Field system, Athdown, Co. Wicklow
Co. Wicklow |
Ritual/Ceremonial
Beneath the surface of a working Wicklow landscape, the ghost of an older way of farming persists in the form of low earthen banks that carve a hillside into long, orderly strips.
The field system at Athdown covers roughly 3.75 hectares, its rectilinear plots running down a pronounced slope in a pattern that cuts straight across the boundaries of the modern fields laid out around them. That disjunction, old geometry colliding with new, is what gives the site its quietly disorienting quality.

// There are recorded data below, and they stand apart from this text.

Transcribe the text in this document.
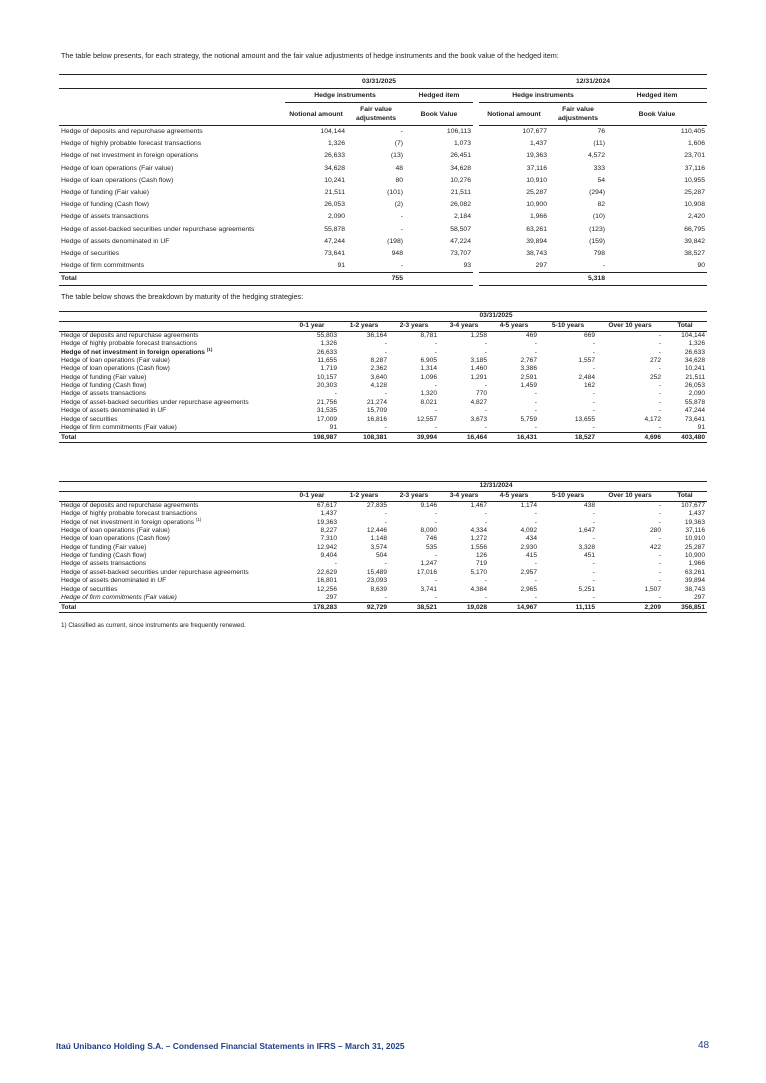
The table below presents, for each strategy, the notional amount and the fair value adjustments of hedge instruments and the book value of the hedged item:
	03/31/2025				12/31/2024		
	Hedge instruments		Hedged item		Hedge instruments		Hedged item
	Notional amount	Fair value
adjustments	Book Value		Notional amount	Fair value
adjustments	Book Value
Hedge of deposits and repurchase agreements	104,144	-	106,113		107,677	76	110,405
Hedge of highly probable forecast transactions	1,326	(7)	1,073		1,437	(11)	1,606
Hedge of net investment in foreign operations	26,633	(13)	26,451		19,363	4,572	23,701
Hedge of loan operations (Fair value)	34,628	48	34,628		37,116	333	37,116
Hedge of loan operations (Cash flow)	10,241	80	10,276		10,910	54	10,955
Hedge of funding (Fair value)	21,511	(101)	21,511		25,287	(294)	25,287
Hedge of funding (Cash flow)	26,053	(2)	26,082		10,900	82	10,908
Hedge of assets transactions	2,090	-	2,184		1,966	(10)	2,420
Hedge of asset-backed securities under repurchase agreements	55,878	-	58,507		63,261	(123)	66,795
Hedge of assets denominated in UF	47,244	(198)	47,224		39,894	(159)	39,842
Hedge of securities	73,641	948	73,707		38,743	798	38,527
Hedge of firm commitments	91	-	93		297	-	90
Total		755				5,318	
The table below shows the breakdown by maturity of the hedging strategies:
	03/31/2025							
	0-1 year	1-2 years	2-3 years	3-4 years	4-5 years	5-10 years	Over 10 years	Total
Hedge of deposits and repurchase agreements	55,803	36,164	8,781	1,258	469	669	-	104,144
Hedge of highly probable forecast transactions	1,326	-	-	-	-	-	-	1,326
Hedge of net investment in foreign operations $^{(1)}$	26,633	-	-	-	-	-	-	26,633
Hedge of loan operations (Fair value)	11,655	8,287	6,905	3,185	2,767	1,557	272	34,628
Hedge of loan operations (Cash flow)	1,719	2,362	1,314	1,460	3,386	-	-	10,241
Hedge of funding (Fair value)	10,157	3,640	1,096	1,291	2,591	2,484	252	21,511
Hedge of funding (Cash flow)	20,303	4,128	-	-	1,459	162	-	26,053
Hedge of assets transactions	-	-	1,320	770	-	-	-	2,090
Hedge of asset-backed securities under repurchase agreements	21,756	21,274	8,021	4,827	-	-	-	55,878
Hedge of assets denominated in UF	31,535	15,709	-	-	-	-	-	47,244
Hedge of securities	17,009	16,816	12,557	3,673	5,759	13,655	4,172	73,641
Hedge of firm commitments (Fair value)	91	-	-	-	-	-	-	91
Total	198,987	108,381	39,994	16,464	16,431	18,527	4,696	403,480
	12/31/2024							
	0-1 year	1-2 years	2-3 years	3-4 years	4-5 years	5-10 years	Over 10 years	Total
Hedge of deposits and repurchase agreements	67,617	27,835	9,146	1,467	1,174	438	-	107,677
Hedge of highly probable forecast transactions	1,437	-	-	-	-	-	-	1,437
Hedge of net investment in foreign operations $^{(1)}$	19,363	-	-	-	-	-	-	19,363
Hedge of loan operations (Fair value)	8,227	12,446	8,090	4,334	4,092	1,647	280	37,116
Hedge of loan operations (Cash flow)	7,310	1,148	746	1,272	434	-	-	10,910
Hedge of funding (Fair value)	12,942	3,574	535	1,556	2,930	3,328	422	25,287
Hedge of funding (Cash flow)	9,404	504	-	126	415	451	-	10,900
Hedge of assets transactions	-	-	1,247	719	-	-	-	1,966
Hedge of asset-backed securities under repurchase agreements	22,629	15,489	17,016	5,170	2,957	-	-	63,261
Hedge of assets denominated in UF	16,801	23,093	-	-	-	-	-	39,894
Hedge of securities	12,256	8,639	3,741	4,384	2,965	5,251	1,507	38,743
Hedge of firm commitments (Fair value)	297	-	-	-	-	-	-	297
Total	178,283	92,729	38,521	19,028	14,967	11,115	2,209	356,851
1) Classified as current, since instruments are frequently renewed.
Itaú Unibanco Holding S.A. – Condensed Financial Statements in IFRS – March 31, 2025	48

The layout points to a form of land organisation that pre-dates the consolidation of holdings associated with later agricultural improvement. On the southern side of the site, the character of the remains shifts noticeably: here there are irregular fields alongside the traces of a small clachan, the Irish term for a loose cluster of dwellings, typically associated with a form of communal or family-based settlement that once dotted the rural landscape before clearance and famine reshaped it. The combination of the two elements, the ordered rectilinear plots running downslope and the more organic cluster of settlement to the south, suggests a place where arable management and domestic life once occupied the same ground. By 2006, however, the area had been ploughed and planted in forestry, a process that will have disturbed the uppermost layers of whatever archaeological deposit survived and now obscures much of what remains beneath a canopy of young trees.